But government officials have said a lot of the criticism of the proposal is premature. The Labor Department is still reviewing more than 75,000 comments collected during the 90-day public comment period that ended last summer and has yet to release a final proposal, which it hopes to do by the end of March.
“Yes, there will be changes,” Victoria Lipnic, the assistant secretary of labor for employment standards, said Monday. “This is a long, deliberative process and these are important regulations, and we want to make sure we have a chance to take all the comments into consideration and ultimately craft a final regulation that will benefit the most workers. That has been our goal all along.”
Debate over the overtime issue has, at times, been as confusing as the rules that explain who’s eligible for overtime under the Fair Labor Standards Act. Opponents estimate 8 million or more workers will lose overtime. Government officials have said 644,000 would lose it.
Government officials have emphasized that 1.3 million low-wage workers would gain overtime due to a significant and overdue increase in the minimum annual salary below which workers automatically qualify for overtime. That level will be raised to $22,100 from $8,060.
But recently, critics blasted the Labor Department for issuing tips to employers on ways to avoid paying overtime to low-wage workers.

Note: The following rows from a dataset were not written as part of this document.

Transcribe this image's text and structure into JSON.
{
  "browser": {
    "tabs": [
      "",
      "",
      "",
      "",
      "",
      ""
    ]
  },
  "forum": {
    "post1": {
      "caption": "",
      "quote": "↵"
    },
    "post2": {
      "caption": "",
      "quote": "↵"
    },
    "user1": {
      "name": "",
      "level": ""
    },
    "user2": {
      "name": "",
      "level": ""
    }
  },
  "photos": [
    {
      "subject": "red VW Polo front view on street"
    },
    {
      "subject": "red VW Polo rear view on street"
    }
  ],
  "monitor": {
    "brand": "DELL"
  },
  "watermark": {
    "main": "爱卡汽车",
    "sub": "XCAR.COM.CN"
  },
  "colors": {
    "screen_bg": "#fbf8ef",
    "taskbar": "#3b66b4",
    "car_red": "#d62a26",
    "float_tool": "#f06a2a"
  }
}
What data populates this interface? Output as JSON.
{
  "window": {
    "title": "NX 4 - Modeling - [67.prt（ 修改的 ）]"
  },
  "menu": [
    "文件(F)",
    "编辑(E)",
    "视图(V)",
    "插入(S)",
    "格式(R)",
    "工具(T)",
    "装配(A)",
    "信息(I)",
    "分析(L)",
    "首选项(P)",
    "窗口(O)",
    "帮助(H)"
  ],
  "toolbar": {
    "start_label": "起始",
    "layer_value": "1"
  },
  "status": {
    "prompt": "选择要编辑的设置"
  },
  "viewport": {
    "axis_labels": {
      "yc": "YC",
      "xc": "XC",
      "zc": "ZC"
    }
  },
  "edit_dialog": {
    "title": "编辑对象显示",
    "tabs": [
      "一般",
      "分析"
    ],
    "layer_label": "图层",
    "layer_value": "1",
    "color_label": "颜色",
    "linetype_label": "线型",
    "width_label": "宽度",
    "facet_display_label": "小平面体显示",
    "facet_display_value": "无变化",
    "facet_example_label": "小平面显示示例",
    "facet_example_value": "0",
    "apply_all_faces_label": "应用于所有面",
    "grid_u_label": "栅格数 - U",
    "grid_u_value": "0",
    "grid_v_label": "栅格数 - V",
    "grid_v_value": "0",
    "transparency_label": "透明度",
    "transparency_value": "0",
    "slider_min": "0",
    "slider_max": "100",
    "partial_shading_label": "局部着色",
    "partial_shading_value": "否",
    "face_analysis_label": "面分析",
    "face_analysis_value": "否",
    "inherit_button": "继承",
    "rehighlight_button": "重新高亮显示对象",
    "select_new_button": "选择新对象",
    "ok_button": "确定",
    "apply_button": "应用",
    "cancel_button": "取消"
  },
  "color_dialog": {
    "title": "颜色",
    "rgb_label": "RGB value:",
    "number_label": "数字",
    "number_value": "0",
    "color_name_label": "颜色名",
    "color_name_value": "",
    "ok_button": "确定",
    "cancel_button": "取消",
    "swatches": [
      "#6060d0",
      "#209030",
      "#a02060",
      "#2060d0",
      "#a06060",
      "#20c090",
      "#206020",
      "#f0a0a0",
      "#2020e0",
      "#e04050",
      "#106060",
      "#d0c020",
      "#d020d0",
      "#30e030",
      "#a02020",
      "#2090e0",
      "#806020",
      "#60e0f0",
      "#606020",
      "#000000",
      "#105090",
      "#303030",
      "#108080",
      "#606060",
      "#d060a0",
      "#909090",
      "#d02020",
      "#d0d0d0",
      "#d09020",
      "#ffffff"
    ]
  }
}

Opponents have been putting the Labor Department on the defensive since the agency released its proposal last March. The department updated the white-collar overtime exemptions at the behest of employers who complained the rules were outdated and exposed them to class-action lawsuits. But opponents say the changes are being done to appease Bush supporters in the business community.
Opponents alerted the public through protests and an online campaign seeking public comment, and they’ve responded. More than 1.5 million people have contacted lawmakers.
It’s unclear what will finally end all the twists and turns that have resulted from the overtime issue. Republicans have threatened to fund government agencies on a continuing resolution for the rest of the year to avoid the issue. And opponents say that if they lose in Congress, they’ll take their fight to the courts.